事実、HR Tech分野では、これまで採用業務とは関係のなかった大手のプレーヤーが、次々とATS(採用管理システム)や採用関連プロダクトに参入しつつある。2012年にOracleが人事管理クラウドの「Taleo」を買収したのを皮切りに、2017年にはGoogleが求人アプリ「HIRE」をリリース。また、以前から統合人事管理ツールを提供していた「Workday」も、リファラル採用にまで領域を広げている。こういった動きからも、人事採用に関するHR Techの需要は、まだまだ右肩上がりであることがわかる。
現在、HR Techはさらに多様化を進め、採用支援から個人のタレントマネジメント、ヘルスケア、Well-being(福利厚生を含め、心身共に“満足度”の高い状態)までを網羅するようになってきている。伊藤氏は、「これまではやはり採用関連の分野がメインであり、なおかつ“採用祭り”的な需要は続いています。しかし、もう少し視野を広げてみると、今一番ホットなのは“エンゲージメント”であり、この次に来るのは“Well-being”だと見ています」と語る。

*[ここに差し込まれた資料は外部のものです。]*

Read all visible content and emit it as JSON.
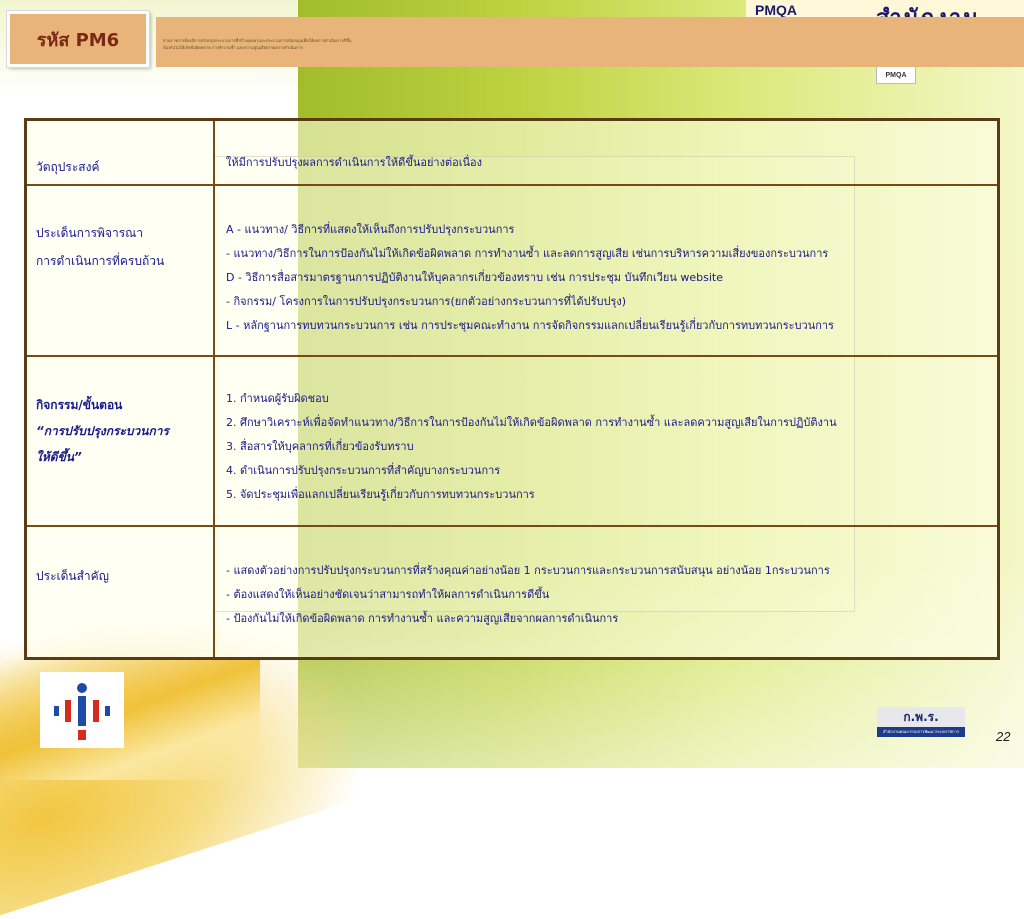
{
  "header": {
    "code": "รหัส PM6",
    "subtitle_line1": "ส่วนราชการต้องมีการปรับปรุงกระบวนการที่สร้างคุณค่าและกระบวนการสนับสนุนเพื่อให้ผลการดำเนินการดีขึ้น",
    "subtitle_line2": "ป้องกันไม่ให้เกิดข้อผิดพลาด การทำงานซ้ำ และความสูญเสียจากผลการดำเนินการ"
  },
  "brand": {
    "pmqa_label": "PMQA",
    "logo_glyphs": "สำนักงาน",
    "emblem_text": "PMQA"
  },
  "table": {
    "rows": [
      {
        "label_lines": [
          "วัตถุประสงค์"
        ],
        "content_lines": [
          "ให้มีการปรับปรุงผลการดำเนินการให้ดีขึ้นอย่างต่อเนื่อง"
        ]
      },
      {
        "label_lines": [
          "ประเด็นการพิจารณา",
          "การดำเนินการที่ครบถ้วน"
        ],
        "content_lines": [
          "A   - แนวทาง/ วิธีการที่แสดงให้เห็นถึงการปรับปรุงกระบวนการ",
          "      - แนวทาง/วิธีการในการป้องกันไม่ให้เกิดข้อผิดพลาด การทำงานซ้ำ และลดการสูญเสีย เช่นการบริหารความเสี่ยงของกระบวนการ",
          "D  - วิธีการสื่อสารมาตรฐานการปฏิบัติงานให้บุคลากรเกี่ยวข้องทราบ เช่น การประชุม บันทึกเวียน website",
          "      - กิจกรรม/ โครงการในการปรับปรุงกระบวนการ(ยกตัวอย่างกระบวนการที่ได้ปรับปรุง)",
          "L     - หลักฐานการทบทวนกระบวนการ เช่น การประชุมคณะทำงาน การจัดกิจกรรมแลกเปลี่ยนเรียนรู้เกี่ยวกับการทบทวนกระบวนการ"
        ]
      },
      {
        "label_lines": [
          "กิจกรรม/ขั้นตอน",
          "“การปรับปรุงกระบวนการ",
          "ให้ดีขึ้น”"
        ],
        "content_lines": [
          "1. กำหนดผู้รับผิดชอบ",
          "2. ศึกษาวิเคราะห์เพื่อจัดทำแนวทาง/วิธีการในการป้องกันไม่ให้เกิดข้อผิดพลาด การทำงานซ้ำ และลดความสูญเสียในการปฏิบัติงาน",
          "3. สื่อสารให้บุคลากรที่เกี่ยวข้องรับทราบ",
          "4. ดำเนินการปรับปรุงกระบวนการที่สำคัญบางกระบวนการ",
          "5. จัดประชุมเพื่อแลกเปลี่ยนเรียนรู้เกี่ยวกับการทบทวนกระบวนการ"
        ]
      },
      {
        "label_lines": [
          "ประเด็นสำคัญ"
        ],
        "content_lines": [
          "-  แสดงตัวอย่างการปรับปรุงกระบวนการที่สร้างคุณค่าอย่างน้อย 1 กระบวนการและกระบวนการสนับสนุน อย่างน้อย 1กระบวนการ",
          "- ต้องแสดงให้เห็นอย่างชัดเจนว่าสามารถทำให้ผลการดำเนินการดีขึ้น",
          "- ป้องกันไม่ให้เกิดข้อผิดพลาด การทำงานซ้ำ และความสูญเสียจากผลการดำเนินการ"
        ]
      }
    ]
  },
  "footer": {
    "ocsc_name": "ก.พ.ร.",
    "ocsc_subtitle": "สำนักงานคณะกรรมการพัฒนาระบบราชการ",
    "page_number": "22"
  },
  "colors": {
    "header_fill": "#e8b47a",
    "code_text": "#7a2a14",
    "table_border": "#5b3a14",
    "table_text": "#1a1a8a",
    "background_green": "#bcd23f"
  }
}
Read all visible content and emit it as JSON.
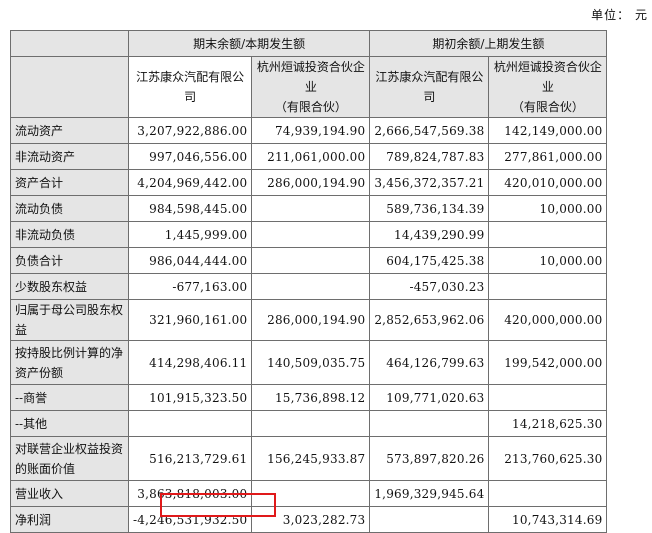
{
  "unit_label": "单位：  元",
  "header": {
    "group_current": "期末余额/本期发生额",
    "group_prior": "期初余额/上期发生额",
    "company_a": "江苏康众汽配有限公司",
    "company_b_line1": "杭州烜诚投资合伙企业",
    "company_b_line2": "（有限合伙）"
  },
  "rows": [
    {
      "label": "流动资产",
      "a_cur": "3,207,922,886.00",
      "b_cur": "74,939,194.90",
      "a_prev": "2,666,547,569.38",
      "b_prev": "142,149,000.00"
    },
    {
      "label": "非流动资产",
      "a_cur": "997,046,556.00",
      "b_cur": "211,061,000.00",
      "a_prev": "789,824,787.83",
      "b_prev": "277,861,000.00"
    },
    {
      "label": "资产合计",
      "a_cur": "4,204,969,442.00",
      "b_cur": "286,000,194.90",
      "a_prev": "3,456,372,357.21",
      "b_prev": "420,010,000.00"
    },
    {
      "label": "流动负债",
      "a_cur": "984,598,445.00",
      "b_cur": "",
      "a_prev": "589,736,134.39",
      "b_prev": "10,000.00"
    },
    {
      "label": "非流动负债",
      "a_cur": "1,445,999.00",
      "b_cur": "",
      "a_prev": "14,439,290.99",
      "b_prev": ""
    },
    {
      "label": "负债合计",
      "a_cur": "986,044,444.00",
      "b_cur": "",
      "a_prev": "604,175,425.38",
      "b_prev": "10,000.00"
    },
    {
      "label": "少数股东权益",
      "a_cur": "-677,163.00",
      "b_cur": "",
      "a_prev": "-457,030.23",
      "b_prev": ""
    },
    {
      "label": "归属于母公司股东权益",
      "a_cur": "321,960,161.00",
      "b_cur": "286,000,194.90",
      "a_prev": "2,852,653,962.06",
      "b_prev": "420,000,000.00"
    },
    {
      "label": "按持股比例计算的净资产份额",
      "a_cur": "414,298,406.11",
      "b_cur": "140,509,035.75",
      "a_prev": "464,126,799.63",
      "b_prev": "199,542,000.00"
    },
    {
      "label": "--商誉",
      "a_cur": "101,915,323.50",
      "b_cur": "15,736,898.12",
      "a_prev": "109,771,020.63",
      "b_prev": ""
    },
    {
      "label": "--其他",
      "a_cur": "",
      "b_cur": "",
      "a_prev": "",
      "b_prev": "14,218,625.30"
    },
    {
      "label": "对联营企业权益投资的账面价值",
      "a_cur": "516,213,729.61",
      "b_cur": "156,245,933.87",
      "a_prev": "573,897,820.26",
      "b_prev": "213,760,625.30"
    },
    {
      "label": "营业收入",
      "a_cur": "3,863,818,003.00",
      "b_cur": "",
      "a_prev": "1,969,329,945.64",
      "b_prev": ""
    },
    {
      "label": "净利润",
      "a_cur": "-4,246,531,932.50",
      "b_cur": "3,023,282.73",
      "a_prev": "",
      "b_prev": "10,743,314.69"
    }
  ]
}
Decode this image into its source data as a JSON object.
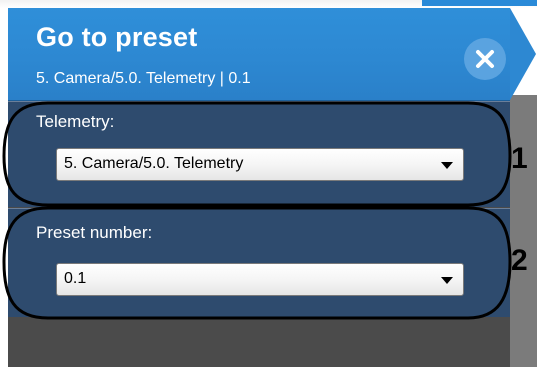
{
  "header": {
    "title": "Go to preset",
    "subtitle": "5. Camera/5.0. Telemetry | 0.1",
    "close_icon": "close-icon"
  },
  "telemetry": {
    "label": "Telemetry:",
    "selected": "5. Camera/5.0. Telemetry"
  },
  "preset": {
    "label": "Preset number:",
    "selected": "0.1"
  },
  "annotations": {
    "callout_1": "1",
    "callout_2": "2"
  },
  "colors": {
    "header_blue": "#2d88d2",
    "section_navy": "#2e4b6e",
    "panel_gray": "#4b4b4b"
  }
}
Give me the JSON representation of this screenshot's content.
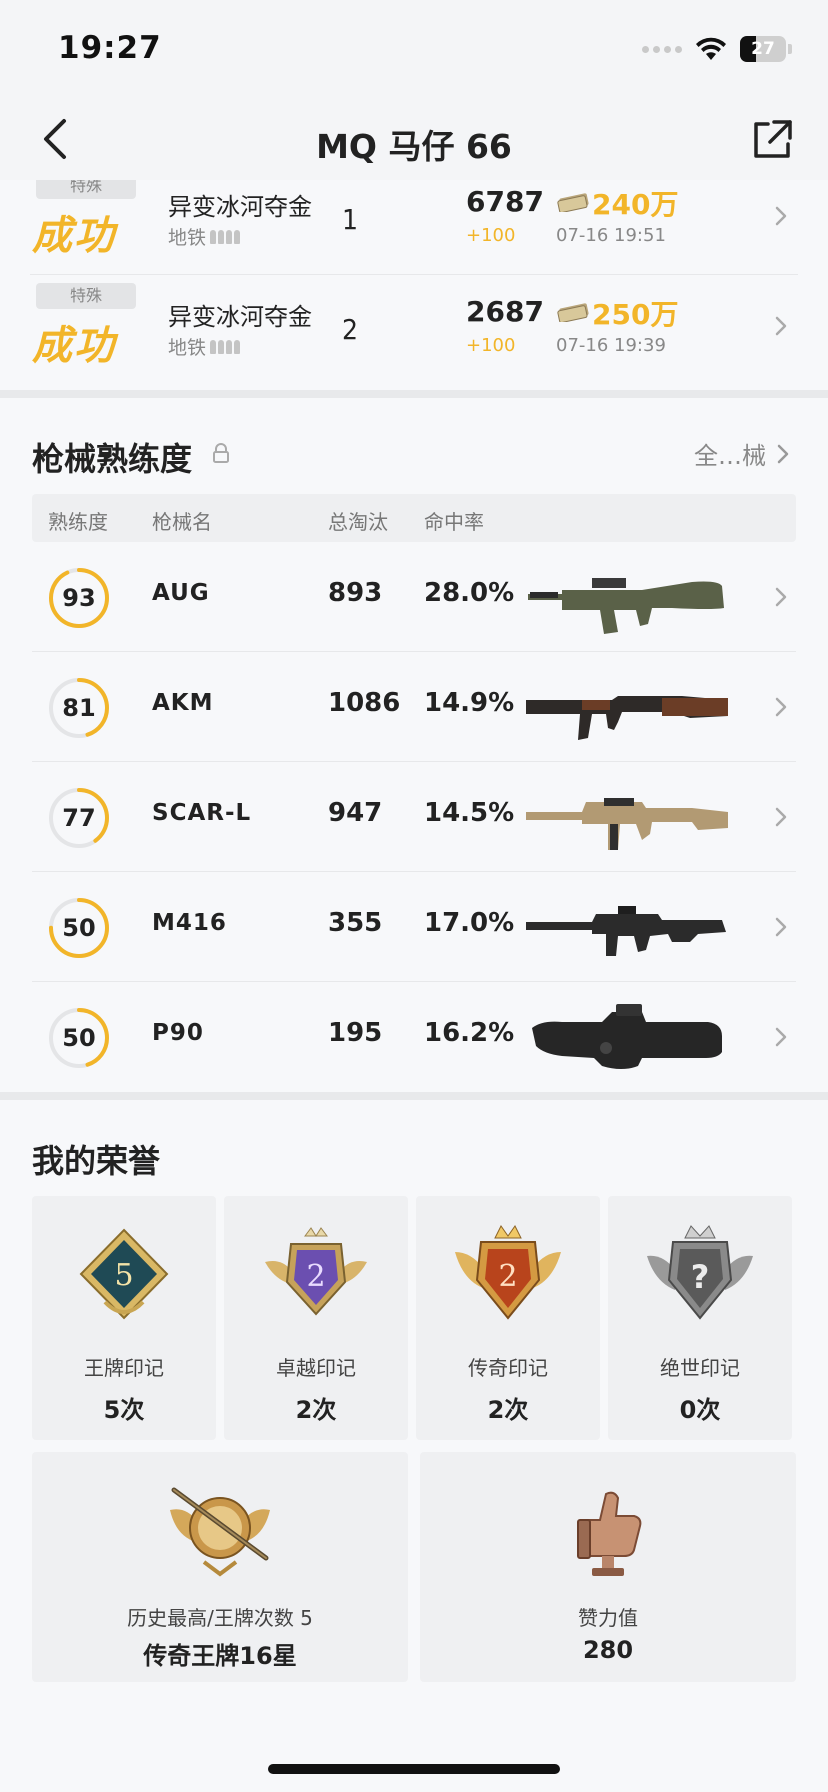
{
  "status_bar": {
    "time": "19:27",
    "battery": "27"
  },
  "header": {
    "title": "MQ 马仔 66"
  },
  "matches": [
    {
      "mode_tag": "特殊",
      "result": "成功",
      "map": "异变冰河夺金",
      "sub": "地铁",
      "rank": "1",
      "score": "6787",
      "score_delta": "+100",
      "money": "240万",
      "time": "07-16 19:51"
    },
    {
      "mode_tag": "特殊",
      "result": "成功",
      "map": "异变冰河夺金",
      "sub": "地铁",
      "rank": "2",
      "score": "2687",
      "score_delta": "+100",
      "money": "250万",
      "time": "07-16 19:39"
    }
  ],
  "weapons": {
    "title": "枪械熟练度",
    "see_all": "全…械",
    "columns": {
      "proficiency": "熟练度",
      "name": "枪械名",
      "kills": "总淘汰",
      "hit_rate": "命中率"
    },
    "rows": [
      {
        "proficiency": "93",
        "level": 0.93,
        "name": "AUG",
        "kills": "893",
        "hit_rate": "28.0%",
        "icon": "aug-rifle"
      },
      {
        "proficiency": "81",
        "level": 0.45,
        "name": "AKM",
        "kills": "1086",
        "hit_rate": "14.9%",
        "icon": "akm-rifle"
      },
      {
        "proficiency": "77",
        "level": 0.4,
        "name": "SCAR-L",
        "kills": "947",
        "hit_rate": "14.5%",
        "icon": "scar-l-rifle"
      },
      {
        "proficiency": "50",
        "level": 0.75,
        "name": "M416",
        "kills": "355",
        "hit_rate": "17.0%",
        "icon": "m416-rifle"
      },
      {
        "proficiency": "50",
        "level": 0.45,
        "name": "P90",
        "kills": "195",
        "hit_rate": "16.2%",
        "icon": "p90-smg"
      }
    ]
  },
  "honors": {
    "title": "我的荣誉",
    "badges": [
      {
        "name": "王牌印记",
        "count": "5次",
        "icon": "ace-mark-badge",
        "number": "5"
      },
      {
        "name": "卓越印记",
        "count": "2次",
        "icon": "excellence-mark-badge",
        "number": "2"
      },
      {
        "name": "传奇印记",
        "count": "2次",
        "icon": "legend-mark-badge",
        "number": "2"
      },
      {
        "name": "绝世印记",
        "count": "0次",
        "icon": "peerless-mark-badge",
        "number": "?"
      }
    ],
    "highest": {
      "label": "历史最高/王牌次数 5",
      "value": "传奇王牌16星",
      "icon": "legend-ace-emblem"
    },
    "likes": {
      "label": "赞力值",
      "value": "280",
      "icon": "thumbs-up-trophy"
    }
  },
  "colors": {
    "accent": "#f2b529",
    "background": "#f4f5f7"
  }
}
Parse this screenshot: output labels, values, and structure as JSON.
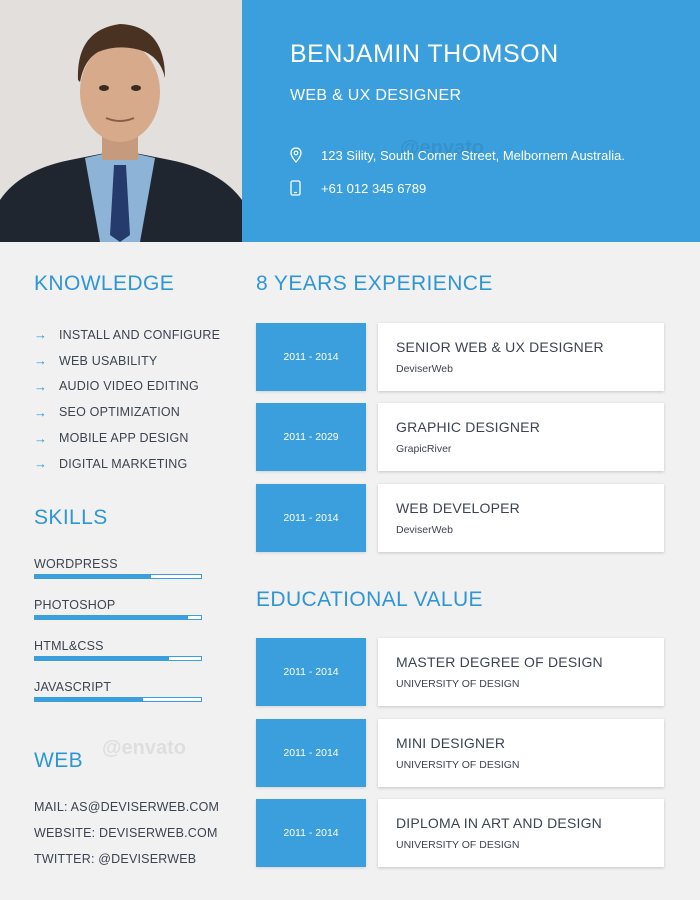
{
  "header": {
    "name": "BENJAMIN THOMSON",
    "role": "WEB & UX DESIGNER",
    "address": "123 Sility, South Corner Street, Melbornem Australia.",
    "phone": "+61 012 345 6789",
    "address_icon": "location-pin-icon",
    "phone_icon": "mobile-phone-icon"
  },
  "knowledge": {
    "title": "KNOWLEDGE",
    "items": [
      "INSTALL AND CONFIGURE",
      "WEB USABILITY",
      "AUDIO VIDEO EDITING",
      "SEO OPTIMIZATION",
      "MOBILE APP DESIGN",
      "DIGITAL MARKETING"
    ]
  },
  "skills": {
    "title": "SKILLS",
    "items": [
      {
        "label": "WORDPRESS",
        "level": 0.7
      },
      {
        "label": "PHOTOSHOP",
        "level": 0.92
      },
      {
        "label": "HTML&CSS",
        "level": 0.81
      },
      {
        "label": "JAVASCRIPT",
        "level": 0.65
      }
    ]
  },
  "web": {
    "title": "WEB",
    "mail": "MAIL: AS@DEVISERWEB.COM",
    "website": "WEBSITE: DEVISERWEB.COM",
    "twitter": "TWITTER: @DEVISERWEB"
  },
  "experience": {
    "title": "8 YEARS EXPERIENCE",
    "items": [
      {
        "date": "2011 - 2014",
        "title": "SENIOR WEB & UX DESIGNER",
        "sub": "DeviserWeb"
      },
      {
        "date": "2011 - 2029",
        "title": "GRAPHIC DESIGNER",
        "sub": "GrapicRiver"
      },
      {
        "date": "2011 - 2014",
        "title": "WEB DEVELOPER",
        "sub": "DeviserWeb"
      }
    ]
  },
  "education": {
    "title": "EDUCATIONAL VALUE",
    "items": [
      {
        "date": "2011 - 2014",
        "title": "MASTER DEGREE OF DESIGN",
        "sub": "UNIVERSITY OF DESIGN"
      },
      {
        "date": "2011 - 2014",
        "title": "MINI DESIGNER",
        "sub": "UNIVERSITY OF DESIGN"
      },
      {
        "date": "2011 - 2014",
        "title": "DIPLOMA IN ART AND DESIGN",
        "sub": "UNIVERSITY OF DESIGN"
      }
    ]
  },
  "colors": {
    "accent": "#3a9fdc",
    "text": "#3b4450",
    "background": "#f1f1f1"
  }
}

リクルーティングで人材を募集し、選考や面接を重ねて採用に至るというプロセスはこれからも重要である。しかし現在は、入社した人材と企業・組織との間に信頼関係を築く「エンゲージメント」の重要性がどんどん増している。また、採用においても、日ごろから社員を通じて外部の人材候補とのつながりを構築しておく「リファラル」が、優れた人材を確保する施策として存在感を強めている。HR Techにはこれらを一気通貫で実現・解決できることが求められていると、伊藤氏は指摘する。